Consuming Tragedy

Incidents similar to what happened last night in Las Vegas always heighten my anxiety. I start living in a world of what ifs, I walk in streets thinking about my next move if the person two cars over does something to cause me or others harm. I walk my dog at night with my keys between my knuckles. When biking home from class in the dark, I think about how to fight off an attacker who is faster and stronger than me. In planes, I wonder what I'll hold on to or how I'll react if the plane crashes. I tell Matt goodbye as he heads home to Chicago and I think about all the things that could happen to him in such a big city. Tragedies bring out my anxiety and my fears. I am always jumping to the worst possible conclusions. 

But I, like so many of us, consume these tragedies. I scour the news sites, social media, survival stories. I so desperately want to understand and know all the details of what happened. Media's rise helps feed this need. And while I think its important to stay updated on what's going on... Sometimes I think it makes me feel numb to it too. This morning, I woke up, I saw the news notification on my phone, I whispered "wow that's so sad", but then I moved on. I kept going with my day because that's just what we do, right? We post on social media, we talk about its awfulness with our friends, and then its over. We've done our due diligence, we know all the gory details. 

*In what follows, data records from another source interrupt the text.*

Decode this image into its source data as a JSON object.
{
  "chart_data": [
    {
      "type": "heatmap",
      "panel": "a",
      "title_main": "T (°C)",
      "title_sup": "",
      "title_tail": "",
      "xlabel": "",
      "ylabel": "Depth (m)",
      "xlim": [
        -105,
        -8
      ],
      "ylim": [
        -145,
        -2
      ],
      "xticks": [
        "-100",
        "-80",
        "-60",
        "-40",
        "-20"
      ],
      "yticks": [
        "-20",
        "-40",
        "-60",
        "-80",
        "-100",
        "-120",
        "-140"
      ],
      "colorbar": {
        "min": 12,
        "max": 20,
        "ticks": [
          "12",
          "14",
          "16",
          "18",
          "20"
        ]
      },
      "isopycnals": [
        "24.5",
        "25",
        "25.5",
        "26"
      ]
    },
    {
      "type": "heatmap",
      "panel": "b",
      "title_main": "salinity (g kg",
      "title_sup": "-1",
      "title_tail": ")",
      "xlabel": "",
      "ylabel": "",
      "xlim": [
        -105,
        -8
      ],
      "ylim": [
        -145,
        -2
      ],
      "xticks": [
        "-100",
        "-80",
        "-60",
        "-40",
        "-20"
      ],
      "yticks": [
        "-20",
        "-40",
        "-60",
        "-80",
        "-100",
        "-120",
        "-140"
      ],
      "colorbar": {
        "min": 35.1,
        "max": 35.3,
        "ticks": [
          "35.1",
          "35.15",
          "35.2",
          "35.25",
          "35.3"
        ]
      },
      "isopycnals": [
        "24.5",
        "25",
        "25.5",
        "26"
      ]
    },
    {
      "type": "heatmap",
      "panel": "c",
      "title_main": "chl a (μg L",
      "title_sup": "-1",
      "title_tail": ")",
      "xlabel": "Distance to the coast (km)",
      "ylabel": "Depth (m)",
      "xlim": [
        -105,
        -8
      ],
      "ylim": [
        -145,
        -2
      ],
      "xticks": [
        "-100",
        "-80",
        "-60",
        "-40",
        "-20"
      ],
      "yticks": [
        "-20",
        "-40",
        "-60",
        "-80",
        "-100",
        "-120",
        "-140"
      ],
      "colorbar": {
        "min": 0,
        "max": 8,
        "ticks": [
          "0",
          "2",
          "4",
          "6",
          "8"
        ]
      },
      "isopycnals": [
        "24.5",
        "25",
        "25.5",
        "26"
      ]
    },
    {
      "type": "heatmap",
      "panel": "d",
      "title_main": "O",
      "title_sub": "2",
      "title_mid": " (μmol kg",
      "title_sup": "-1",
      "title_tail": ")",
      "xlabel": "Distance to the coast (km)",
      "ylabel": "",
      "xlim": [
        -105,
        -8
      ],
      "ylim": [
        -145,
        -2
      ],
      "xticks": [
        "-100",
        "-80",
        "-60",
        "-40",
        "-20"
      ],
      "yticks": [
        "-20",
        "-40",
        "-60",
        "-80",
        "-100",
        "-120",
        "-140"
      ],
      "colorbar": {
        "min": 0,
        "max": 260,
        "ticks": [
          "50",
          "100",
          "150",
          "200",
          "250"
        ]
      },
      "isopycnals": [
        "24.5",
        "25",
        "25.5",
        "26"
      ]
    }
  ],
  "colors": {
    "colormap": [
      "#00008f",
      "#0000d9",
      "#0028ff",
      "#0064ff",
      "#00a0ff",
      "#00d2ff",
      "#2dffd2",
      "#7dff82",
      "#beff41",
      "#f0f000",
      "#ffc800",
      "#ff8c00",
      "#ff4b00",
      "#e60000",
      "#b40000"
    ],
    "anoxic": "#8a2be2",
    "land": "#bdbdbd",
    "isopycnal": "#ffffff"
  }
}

I have to stop consuming the tragedy to understand the suffering. And not understand, as in understand what those who lost loved ones today are going through, because I can never understand their pain, nor will I ever say that I do. I mean understand as in sit with these lives that were stolen, these hearts that are broken and this world that is desperate for an end to all the sadness. I mean understand as in sit and listen and help to carry another's pain. I mean understand as in sit in silence with those who just don't want to be alone. I mean understand as raise my empty, trembling hands up to God and say, "I don't get why you let this happen and I'm so angry for everyone feeling this pain so immensely, but here I am. Use me, use this brokenness and make it beautiful. Redeem us, Jesus." 

I've seen a lot of posts today that say something along the lines of "we need to stop praying and start actually doing something", and I reject that. I understand that many of these posts come from hearts hardened to my God, people that don't care to or cannot fathom my belief sight unseen. Because if only they knew my Jesus, they'd know the only thing I can do is pray. They'd know that prayer is the most powerful quality I have. Prayer has saved me from fears of homelessness, fears of mental health, broken relationships, abusive mindsets and other terrible situations. Prayer saved my college career and ultimately it saved my life. 

I don't know about you, but I tend to have a pretty big savior complex. I have pretty terrible self-esteem, but there is also an arrogance that tells me I can handle it. Perhaps even in writing this know, I'm saying that I have some kind of answer. But when I start to think that I can save myself, that I can fix other's problems, that I have the answers no one else has thought of; well, that's when I hit rock bottom. Prayer humbles me. It tells me that I am powerless without an all-powerful God. I cannot help what happened in Las Vegas on my own. But I can cry out to God and ask for help, ask for healing, ask for mercy. I cannot end the suffering, but I can pray to the One who ultimately suffered that we may one day suffer no more. 

Prayer is all I have, and today, I'm praying for peace, empathy, understanding, love. I'm praying for those who had loved one's stolen today. I'm praying for those who walked away from that concert without the one they walked in with. I'm praying for the family of Stephen Paddock who seems so blindsided by this tragedy. I'm praying for those fighting to hold on today. I'm praying that tomorrow and the next day, I might have the courage to seek out the lonely and isolated and tell them how much I think they're worth. I'm praying that these tragedies will not force me into submission of fear, but that I will continue to give myself to others. I'm praying for hands like Jesus'. Hands that hold, that comfort, that give until they can't any longer. I praying for you and I'm praying for me. 

And if prayer just isn't something you can bring yourself to right now, that's okay. There are valleys for all of us. There are blood banks desperately in need of your blood type, gofundme pages seeking your donations, and friends that need your soft shoulder and comforting ear. If prayer isn't your power, I urge you to seek kindness when it would be so much easier to just turn the other direction, call your representatives and talk to them about the importance of gun control and mental health care. (We as the hands and feet of the body should be seeking these routes also). Finally, don't let the sunrise tomorrow with you already archiving the Las Vegas shooting. Hold these names, these faces, these prayers with you, carry their pain to Jesus.